È un evento assolutamente singolare Slam X, melting di musica, spoken word, teatro e performance che si tiene a Milano, al Cox 18, in Conchetta, il 13 e 14 dicembre, organizzato da Agenzia X, una casa editrice davvero particolare, animata da uno degli intellettuali ed artisti più intensi ed originali d’Italia, Marco Philopat, e da un giovane autore, Andrea Scarabelli, che lo affianca da tempo.

Nato ormai 5 anni fa, pian piano Slam X è cresciuto ed ha incominciato a viaggiare, a uscire da Milano, approdando allo Sherwood Festival di Padova. Da quest’anno raddoppia, dedicando l’intera serata di venerdì al Premio Dubito di poesia per musica e alla presentazione del libro che ospita le opere finaliste e quelle del vincitore Gabriele Stera. E dunque ci sarò anch’io fiero di stringere in mano la mia copia di L’epoca che scrivo, la rivolta che mordo.

In realtà Slam X, pur sotto le vesti di occasione più che mai eterogenea, ha il preciso obiettivo di focalizzare l’attenzione sulla parola d’arte e sulla sua capacità di leggere il nostro presente e le sue contraddizioni. Di scoprire e svolgere una funzione in esso, pur nella coscienza dell’effimero dell’arte nei confronti della macrostruttura, ma anche certi del suo valore nell’organizzazione degli immaginari, che per molti versi, nelle società dello spettacolo possono influenzare e modificare le macrostrutture, nel loro trasformarsi in scelte, stili di vita, comunicazione, consumo, sin in modalità di lotta, poiché, oggi più che mai, la prassi inizia e si fonda nell’immaginario.

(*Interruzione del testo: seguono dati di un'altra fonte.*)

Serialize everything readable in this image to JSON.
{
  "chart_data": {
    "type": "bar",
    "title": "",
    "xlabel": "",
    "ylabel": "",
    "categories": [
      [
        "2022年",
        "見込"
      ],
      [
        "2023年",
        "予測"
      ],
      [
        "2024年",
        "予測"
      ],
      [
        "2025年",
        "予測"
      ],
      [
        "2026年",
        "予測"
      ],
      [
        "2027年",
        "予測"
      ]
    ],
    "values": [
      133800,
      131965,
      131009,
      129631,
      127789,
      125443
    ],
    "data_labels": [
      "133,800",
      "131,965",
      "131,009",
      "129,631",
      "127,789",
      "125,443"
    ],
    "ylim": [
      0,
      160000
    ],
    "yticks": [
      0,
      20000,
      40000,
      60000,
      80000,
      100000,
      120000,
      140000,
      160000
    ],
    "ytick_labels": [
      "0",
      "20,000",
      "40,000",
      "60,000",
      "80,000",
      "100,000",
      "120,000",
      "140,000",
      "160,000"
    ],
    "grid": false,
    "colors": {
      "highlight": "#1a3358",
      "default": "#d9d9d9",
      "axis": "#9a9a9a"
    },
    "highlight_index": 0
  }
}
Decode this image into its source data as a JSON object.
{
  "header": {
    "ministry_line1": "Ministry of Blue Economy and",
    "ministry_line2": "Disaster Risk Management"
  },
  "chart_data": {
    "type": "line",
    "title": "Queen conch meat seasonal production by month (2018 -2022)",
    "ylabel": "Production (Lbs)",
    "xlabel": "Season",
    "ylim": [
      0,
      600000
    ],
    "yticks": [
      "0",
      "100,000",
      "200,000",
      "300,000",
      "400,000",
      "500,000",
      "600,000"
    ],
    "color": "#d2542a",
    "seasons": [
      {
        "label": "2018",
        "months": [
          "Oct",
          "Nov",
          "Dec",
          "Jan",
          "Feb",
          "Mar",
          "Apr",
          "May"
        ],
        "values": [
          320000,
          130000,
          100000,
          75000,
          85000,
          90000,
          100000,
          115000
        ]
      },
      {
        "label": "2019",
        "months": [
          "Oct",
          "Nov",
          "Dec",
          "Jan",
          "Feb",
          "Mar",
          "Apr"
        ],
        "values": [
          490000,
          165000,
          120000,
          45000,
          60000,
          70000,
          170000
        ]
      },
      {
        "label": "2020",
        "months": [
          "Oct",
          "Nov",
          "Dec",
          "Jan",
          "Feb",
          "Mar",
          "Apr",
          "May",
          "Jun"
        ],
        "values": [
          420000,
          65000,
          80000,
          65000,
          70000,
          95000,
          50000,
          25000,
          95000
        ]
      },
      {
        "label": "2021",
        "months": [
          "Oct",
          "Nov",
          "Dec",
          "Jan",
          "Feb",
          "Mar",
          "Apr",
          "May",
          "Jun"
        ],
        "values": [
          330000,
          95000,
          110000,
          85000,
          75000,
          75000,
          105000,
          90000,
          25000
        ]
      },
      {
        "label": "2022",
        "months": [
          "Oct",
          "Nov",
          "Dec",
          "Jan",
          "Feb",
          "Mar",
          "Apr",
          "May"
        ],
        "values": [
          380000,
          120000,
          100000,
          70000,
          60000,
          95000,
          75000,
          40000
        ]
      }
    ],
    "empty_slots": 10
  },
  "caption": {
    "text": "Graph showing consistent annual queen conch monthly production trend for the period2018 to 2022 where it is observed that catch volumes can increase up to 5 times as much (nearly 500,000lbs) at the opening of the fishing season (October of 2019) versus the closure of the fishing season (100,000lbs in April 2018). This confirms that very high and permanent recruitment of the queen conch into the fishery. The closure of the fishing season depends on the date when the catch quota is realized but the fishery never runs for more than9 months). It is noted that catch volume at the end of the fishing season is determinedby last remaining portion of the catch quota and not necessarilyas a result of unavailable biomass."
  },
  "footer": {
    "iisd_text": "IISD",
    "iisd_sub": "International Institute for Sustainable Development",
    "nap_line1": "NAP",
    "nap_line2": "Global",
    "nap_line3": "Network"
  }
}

Per questo Slam X non è semplicemente un evento d’arte, ma un laboratorio di riflessione sul presente e sui suoi linguaggi; un crocevia di strade parallele che devono intersecarsi per riconoscersi e trasformarsi nella dinamicità di un fascio di forze; in un’occasione di cambiamento reale, capace di risolvere l’apparente contraddizione di un mondo costantemente, quotidianamente rivoluzionato, senza mai essere capace di essere rivoluzionario.

E così Slam X ha ogni volta un titolo e un testo, che funziona, letteralmente, da pre-testo per tutto ciò che seguirà, per le letture, le performance, la musica.

Quest’anno s’intitola Rivoluzione che non lascia indietro nessuno, quella necessità a tutti evidente di trovare il minimo comun denominatore di tante lotte e di tanti disagi che coabitano nel nostro reale, con l’obiettivo della: “creazione di un clima solidale su tutto il fronte amico, evitando la voglia di scalare una parete di roccia a strapiombo saltando sulle spalle altrui. Su quella roccia cerchiamo piuttosto di arrampicarci insieme, senza lasciare indietro nessuno. In Cox 18 non ci sono camerini né spazi riservati”.

Una volta l’avremmo chiamata un’occasione per l’arte impegnata, oggi – che non c’è più altra possibilità per l’arte che quella di impegnarsi ogni giorno in un confronto serrato con il reale per strappare ogni spazio residuo al mondo delle merci globali – è più semplicemente un evento in cui per una volta tanto a parlare del mondo non saranno politici ed economisti (che poi sono ormai sinonimi di cloni), ma artisti, persone che il mondo lo leggono sulla base di codici ben differenti.

Non ditemi non ce ne sia un assoluto bisogno.

Vi si aspetta in tanti, con noi ci saranno musicisti (De André, Garbo, Uochi Tochi, Norman Bates, Steve Piccolo e tanti altri, tra cui un’ospite segreta che promette di essere di primissima grandezza), scrittori e poeti (Girolamo De Michele, Francesca Genti, Giorgio Fontana, tra gli altri) dj’s, rapper.

Tutti insieme, cercando di iniziare a scrivere una nuova narrazione: quella della rivoluzione che non lascia indietro nessuno.